The European Commission and the World Trade Organization are making enquiries for investment opportunities in Indian Railways, of course, with usual guarantees, but the response is too muted. In fact, the railways would do well to have a wing of the disinvestment ministry in the railway board to examine which areas can be offloaded.

Another area which can be tapped for resources are the enormous real estate which the railways holds all over India. It has been estimated that if the railways were to lease out 25,000 acres of land for 10 years, it could generate as much as Rs 263,000 crores.

At the same time, the railways should remember that a rupee saved is a rupee earned. But one of the ways in which money can be saved — by cutting excess staff, which leads to increasing administrative costs — has not been touched upon at all, in spite of the draft approach paper’s emphasis on it.
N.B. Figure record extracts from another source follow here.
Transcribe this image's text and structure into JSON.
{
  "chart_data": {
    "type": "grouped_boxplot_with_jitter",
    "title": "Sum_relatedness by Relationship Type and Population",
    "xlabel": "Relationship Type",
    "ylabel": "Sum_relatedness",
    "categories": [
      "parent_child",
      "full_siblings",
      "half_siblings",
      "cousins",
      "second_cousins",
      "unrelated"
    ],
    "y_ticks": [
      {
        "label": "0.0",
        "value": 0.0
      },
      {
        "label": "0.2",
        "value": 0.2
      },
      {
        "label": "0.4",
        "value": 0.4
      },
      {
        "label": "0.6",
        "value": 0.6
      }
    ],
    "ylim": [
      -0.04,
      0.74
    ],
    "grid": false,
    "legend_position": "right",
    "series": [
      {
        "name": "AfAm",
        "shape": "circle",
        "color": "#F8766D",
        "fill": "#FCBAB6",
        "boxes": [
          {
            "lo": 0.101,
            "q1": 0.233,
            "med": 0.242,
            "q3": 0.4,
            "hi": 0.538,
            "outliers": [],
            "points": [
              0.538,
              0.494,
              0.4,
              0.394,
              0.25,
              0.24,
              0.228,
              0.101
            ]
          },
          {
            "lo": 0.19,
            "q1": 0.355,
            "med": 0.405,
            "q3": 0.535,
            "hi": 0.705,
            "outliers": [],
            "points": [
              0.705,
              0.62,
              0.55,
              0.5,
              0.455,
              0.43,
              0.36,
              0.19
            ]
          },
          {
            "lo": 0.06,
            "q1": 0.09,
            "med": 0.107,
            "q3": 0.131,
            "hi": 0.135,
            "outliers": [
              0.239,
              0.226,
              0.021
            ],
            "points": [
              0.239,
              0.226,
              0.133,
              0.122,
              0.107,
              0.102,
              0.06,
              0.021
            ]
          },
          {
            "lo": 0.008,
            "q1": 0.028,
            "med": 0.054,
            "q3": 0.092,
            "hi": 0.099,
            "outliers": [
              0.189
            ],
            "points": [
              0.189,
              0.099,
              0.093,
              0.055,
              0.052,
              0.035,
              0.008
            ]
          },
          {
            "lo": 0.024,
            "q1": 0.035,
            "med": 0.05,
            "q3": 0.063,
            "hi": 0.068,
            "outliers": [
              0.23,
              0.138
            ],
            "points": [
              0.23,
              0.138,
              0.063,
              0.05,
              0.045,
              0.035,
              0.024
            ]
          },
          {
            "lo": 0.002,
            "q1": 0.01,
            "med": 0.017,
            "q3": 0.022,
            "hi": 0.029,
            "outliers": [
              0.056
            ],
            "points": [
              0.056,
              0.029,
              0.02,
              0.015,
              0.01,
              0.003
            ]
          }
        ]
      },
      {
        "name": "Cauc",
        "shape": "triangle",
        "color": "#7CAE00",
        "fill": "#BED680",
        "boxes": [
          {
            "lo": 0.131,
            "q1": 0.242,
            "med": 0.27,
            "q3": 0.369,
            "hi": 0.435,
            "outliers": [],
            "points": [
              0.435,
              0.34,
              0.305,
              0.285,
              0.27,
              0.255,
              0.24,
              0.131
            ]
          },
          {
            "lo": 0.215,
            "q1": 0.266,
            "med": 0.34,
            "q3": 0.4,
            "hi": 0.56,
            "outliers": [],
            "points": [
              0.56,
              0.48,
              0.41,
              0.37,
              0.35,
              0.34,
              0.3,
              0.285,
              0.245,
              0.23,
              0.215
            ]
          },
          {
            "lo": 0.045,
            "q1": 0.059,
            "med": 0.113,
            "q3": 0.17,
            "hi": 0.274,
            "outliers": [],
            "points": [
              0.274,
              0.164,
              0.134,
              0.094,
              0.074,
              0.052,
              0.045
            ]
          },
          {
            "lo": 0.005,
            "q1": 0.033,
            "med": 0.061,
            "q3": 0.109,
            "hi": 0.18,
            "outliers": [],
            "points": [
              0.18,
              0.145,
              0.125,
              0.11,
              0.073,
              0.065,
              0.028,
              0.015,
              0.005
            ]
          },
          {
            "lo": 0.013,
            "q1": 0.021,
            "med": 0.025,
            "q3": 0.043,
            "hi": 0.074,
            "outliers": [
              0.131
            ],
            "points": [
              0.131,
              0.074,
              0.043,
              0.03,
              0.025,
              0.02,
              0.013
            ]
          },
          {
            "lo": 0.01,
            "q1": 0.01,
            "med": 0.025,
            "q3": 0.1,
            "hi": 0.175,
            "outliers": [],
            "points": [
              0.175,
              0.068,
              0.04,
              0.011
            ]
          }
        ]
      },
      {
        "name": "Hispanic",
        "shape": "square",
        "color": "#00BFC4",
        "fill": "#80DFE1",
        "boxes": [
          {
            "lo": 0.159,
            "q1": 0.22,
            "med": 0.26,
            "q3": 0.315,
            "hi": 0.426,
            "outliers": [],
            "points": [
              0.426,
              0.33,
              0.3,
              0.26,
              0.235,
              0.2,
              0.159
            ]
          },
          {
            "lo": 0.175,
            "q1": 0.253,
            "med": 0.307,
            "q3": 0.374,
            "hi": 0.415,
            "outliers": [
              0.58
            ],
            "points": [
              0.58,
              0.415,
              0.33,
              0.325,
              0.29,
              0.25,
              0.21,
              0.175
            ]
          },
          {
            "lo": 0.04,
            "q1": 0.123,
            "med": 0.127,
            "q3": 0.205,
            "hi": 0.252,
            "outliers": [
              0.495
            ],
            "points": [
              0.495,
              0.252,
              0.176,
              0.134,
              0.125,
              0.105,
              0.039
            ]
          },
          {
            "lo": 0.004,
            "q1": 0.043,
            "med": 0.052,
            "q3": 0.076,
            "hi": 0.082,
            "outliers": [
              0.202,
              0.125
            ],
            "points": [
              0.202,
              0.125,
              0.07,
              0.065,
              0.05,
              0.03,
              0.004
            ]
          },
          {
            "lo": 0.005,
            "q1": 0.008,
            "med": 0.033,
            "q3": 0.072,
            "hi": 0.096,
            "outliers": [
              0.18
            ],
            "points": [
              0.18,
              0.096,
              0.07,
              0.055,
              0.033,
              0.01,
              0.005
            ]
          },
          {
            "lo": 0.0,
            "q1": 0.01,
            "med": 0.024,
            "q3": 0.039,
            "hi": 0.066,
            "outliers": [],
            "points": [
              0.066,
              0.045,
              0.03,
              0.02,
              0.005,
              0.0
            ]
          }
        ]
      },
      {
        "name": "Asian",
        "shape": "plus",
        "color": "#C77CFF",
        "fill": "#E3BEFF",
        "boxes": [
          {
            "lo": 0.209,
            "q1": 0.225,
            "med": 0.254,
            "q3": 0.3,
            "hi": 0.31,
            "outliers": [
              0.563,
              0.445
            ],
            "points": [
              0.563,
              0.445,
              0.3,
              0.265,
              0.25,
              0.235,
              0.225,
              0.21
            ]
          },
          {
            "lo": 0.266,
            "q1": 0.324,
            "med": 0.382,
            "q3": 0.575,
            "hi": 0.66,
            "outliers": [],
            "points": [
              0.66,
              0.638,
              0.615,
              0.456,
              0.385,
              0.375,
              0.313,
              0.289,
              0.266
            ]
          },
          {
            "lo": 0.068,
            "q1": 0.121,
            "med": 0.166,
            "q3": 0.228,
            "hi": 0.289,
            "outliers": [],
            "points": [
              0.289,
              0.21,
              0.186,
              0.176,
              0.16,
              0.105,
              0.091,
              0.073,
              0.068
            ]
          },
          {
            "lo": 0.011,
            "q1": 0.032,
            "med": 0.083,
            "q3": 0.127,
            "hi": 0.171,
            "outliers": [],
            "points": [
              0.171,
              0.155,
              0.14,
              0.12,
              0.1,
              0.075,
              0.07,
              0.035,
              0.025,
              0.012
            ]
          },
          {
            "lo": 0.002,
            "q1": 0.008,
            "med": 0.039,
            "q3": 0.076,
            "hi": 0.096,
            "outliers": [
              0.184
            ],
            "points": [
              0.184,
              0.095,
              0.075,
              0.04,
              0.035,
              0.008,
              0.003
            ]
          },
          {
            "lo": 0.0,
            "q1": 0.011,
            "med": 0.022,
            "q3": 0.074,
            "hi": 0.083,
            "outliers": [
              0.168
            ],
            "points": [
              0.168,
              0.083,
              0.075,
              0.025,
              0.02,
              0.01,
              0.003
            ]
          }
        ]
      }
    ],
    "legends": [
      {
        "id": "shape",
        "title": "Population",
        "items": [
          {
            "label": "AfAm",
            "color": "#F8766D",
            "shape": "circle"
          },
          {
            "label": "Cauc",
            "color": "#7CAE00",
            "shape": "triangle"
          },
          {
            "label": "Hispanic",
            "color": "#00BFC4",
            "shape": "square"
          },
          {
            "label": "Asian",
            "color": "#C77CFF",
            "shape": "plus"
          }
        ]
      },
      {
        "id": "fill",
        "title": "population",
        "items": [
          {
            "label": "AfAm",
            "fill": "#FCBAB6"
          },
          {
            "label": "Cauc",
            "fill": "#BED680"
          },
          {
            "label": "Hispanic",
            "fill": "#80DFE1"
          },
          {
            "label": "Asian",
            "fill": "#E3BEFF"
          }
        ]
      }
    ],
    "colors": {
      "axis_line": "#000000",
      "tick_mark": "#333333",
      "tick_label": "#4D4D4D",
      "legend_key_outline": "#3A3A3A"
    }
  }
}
The railways’ staff strength in 2000-01 was 1,545,300, less than that of the previous year, but the staff cost had risen by 15.7 per cent, to touch Rs 18,841 crores. The average wage of an employee has risen by 17.8 per cent, to become Rs 121,281 per year. Add to this the ever-increasing pension payments, and the staff cost alone accounts for 56 per cent of gross receipts. After meeting the other working expenses, precious little is left for development. The draft approach paper wants the railways to stabilize around 12 lakh employees, accounting for 45 per cent of gross receipts. This will not only lead to savings, but it will also improve productivity, but there will be no mention of this in the budget.

Another way to save costs is by analysing the cost and time overrun of projects costing Rs 10 crore or more, prioritization of projects that are likely to yield revenues, rather than populist ones. Only those projects should be undertaken which lead to capacity augmentation of high-density corridors.

The list of issues, which required policy initiative and political will, is almost endless. But the railways seems to be totally lacking in any serious initiative to garner resources. It has to find another Rs 5,800 crore for the development plan this year, and Rs 270,000 crore by 2010. But this is sure to be a distant dream; the railway budget will continue to be all gloss and pomp, with no substance and character.